La proposition officielle de la Transition souhaitée 

André Bourgeot dit ignorer la position des autorités de la Transition vis-à-vis de l’Accord pour la paix. « … C’est quelque chose de très important. Parce que, l’on voit bien que l’immense majorité du peuple malien n’est pas favorable à l’application de cet accord. À un moment donné aussi, il faut que le pouvoir central, le pouvoir d’Etat à travers le pouvoir de la Transition sache comment il veut procéder à l’application de l’Accord pour la paix. La seule information que j’ai, c’est une déclaration faite par le président de la Transition à la Fondation Carter qui disait qu’il allait l’appliquer. Et en dehors de ça, je n’ai pas de proposition officielle de la transition.
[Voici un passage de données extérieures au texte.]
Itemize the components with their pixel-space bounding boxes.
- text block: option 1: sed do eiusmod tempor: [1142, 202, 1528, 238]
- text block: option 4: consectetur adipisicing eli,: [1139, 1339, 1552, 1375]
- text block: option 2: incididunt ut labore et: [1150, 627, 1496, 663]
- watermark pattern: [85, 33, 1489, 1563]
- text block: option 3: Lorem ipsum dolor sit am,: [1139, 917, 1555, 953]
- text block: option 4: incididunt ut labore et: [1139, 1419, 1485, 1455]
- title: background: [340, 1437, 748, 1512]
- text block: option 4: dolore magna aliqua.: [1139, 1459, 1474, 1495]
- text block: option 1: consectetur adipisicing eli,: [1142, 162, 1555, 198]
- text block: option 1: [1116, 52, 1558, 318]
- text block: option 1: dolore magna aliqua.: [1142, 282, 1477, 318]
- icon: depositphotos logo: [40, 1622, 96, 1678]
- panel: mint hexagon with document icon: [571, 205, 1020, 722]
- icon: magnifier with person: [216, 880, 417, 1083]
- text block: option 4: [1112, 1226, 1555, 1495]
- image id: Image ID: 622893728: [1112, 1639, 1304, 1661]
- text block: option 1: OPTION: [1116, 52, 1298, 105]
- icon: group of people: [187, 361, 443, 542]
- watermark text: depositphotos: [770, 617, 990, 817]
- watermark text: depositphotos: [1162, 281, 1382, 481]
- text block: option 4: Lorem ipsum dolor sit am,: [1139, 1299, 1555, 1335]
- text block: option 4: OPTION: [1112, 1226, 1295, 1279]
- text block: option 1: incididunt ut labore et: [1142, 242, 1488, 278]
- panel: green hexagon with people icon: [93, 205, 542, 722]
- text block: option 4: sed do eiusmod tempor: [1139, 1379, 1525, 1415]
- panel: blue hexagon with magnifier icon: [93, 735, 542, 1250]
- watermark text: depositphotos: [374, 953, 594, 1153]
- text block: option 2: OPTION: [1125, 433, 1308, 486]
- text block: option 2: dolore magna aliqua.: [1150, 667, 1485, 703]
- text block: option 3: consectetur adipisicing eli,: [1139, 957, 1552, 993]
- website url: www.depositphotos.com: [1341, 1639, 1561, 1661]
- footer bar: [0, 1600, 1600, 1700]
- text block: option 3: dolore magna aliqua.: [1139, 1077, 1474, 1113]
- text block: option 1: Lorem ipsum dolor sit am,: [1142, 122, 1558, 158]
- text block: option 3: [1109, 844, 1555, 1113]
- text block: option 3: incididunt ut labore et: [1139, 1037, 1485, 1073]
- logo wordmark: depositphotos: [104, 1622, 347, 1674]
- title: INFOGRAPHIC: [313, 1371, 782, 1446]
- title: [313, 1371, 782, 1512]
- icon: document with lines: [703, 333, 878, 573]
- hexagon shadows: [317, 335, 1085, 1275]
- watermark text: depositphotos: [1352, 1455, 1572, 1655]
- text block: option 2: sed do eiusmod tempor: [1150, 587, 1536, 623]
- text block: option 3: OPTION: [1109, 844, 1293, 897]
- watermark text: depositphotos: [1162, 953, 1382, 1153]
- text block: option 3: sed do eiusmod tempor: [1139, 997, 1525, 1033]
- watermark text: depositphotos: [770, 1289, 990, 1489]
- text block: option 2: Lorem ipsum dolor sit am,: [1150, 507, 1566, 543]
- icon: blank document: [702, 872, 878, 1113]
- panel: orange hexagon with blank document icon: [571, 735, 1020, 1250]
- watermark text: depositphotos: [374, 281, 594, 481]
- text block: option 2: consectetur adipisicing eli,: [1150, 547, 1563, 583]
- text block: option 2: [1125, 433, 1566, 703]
Ce que je sais, c’est que le Premier ministre a publié en livre très intéressant… Dans son livre, il est fermement opposé à l’application du contenu de l’accord… Quelle est sa position maintenant dans un contexte complètement différent ? Dans le contexte actuel, il faut une transparence totale…». Pour lui, il est important que le pouvoir de transition donne sa position. Il insiste que l’Accord pour la paix et la réconciliation n’a jamais été discuté à l’Assemblée nationale. «…Sur le plan juridique, quelle est sa légitimité, sa légalité », s’interroge le chercheur. 

Relecture intelligente de l’Accord…une absurdité totale 

«Je n’ai pas accès à toutes les informations, et là, je m’appuie un peu sur la rumeur qui est efficace au Mali. Ça m’intéresse aussi la rumeur…ça me permettra de vérifier et analyser les choses….La rumeur consisterait à dire qu’il y aura un double langage, je ne sais pas si c’est pertinent ou non, c’est mon point de vue. Je relate les points de vue que j’ai eus de différentes personnes ». 

Il est  en désaccord avec la relecture intelligente de l’accord. « Pour moi, c’est l’absurdité la plus totale », a-t-il lancé.  André Bourgeot opte pour une renégociation de l’Accord pour la paix et la réconciliation. « On peut le renégocier ».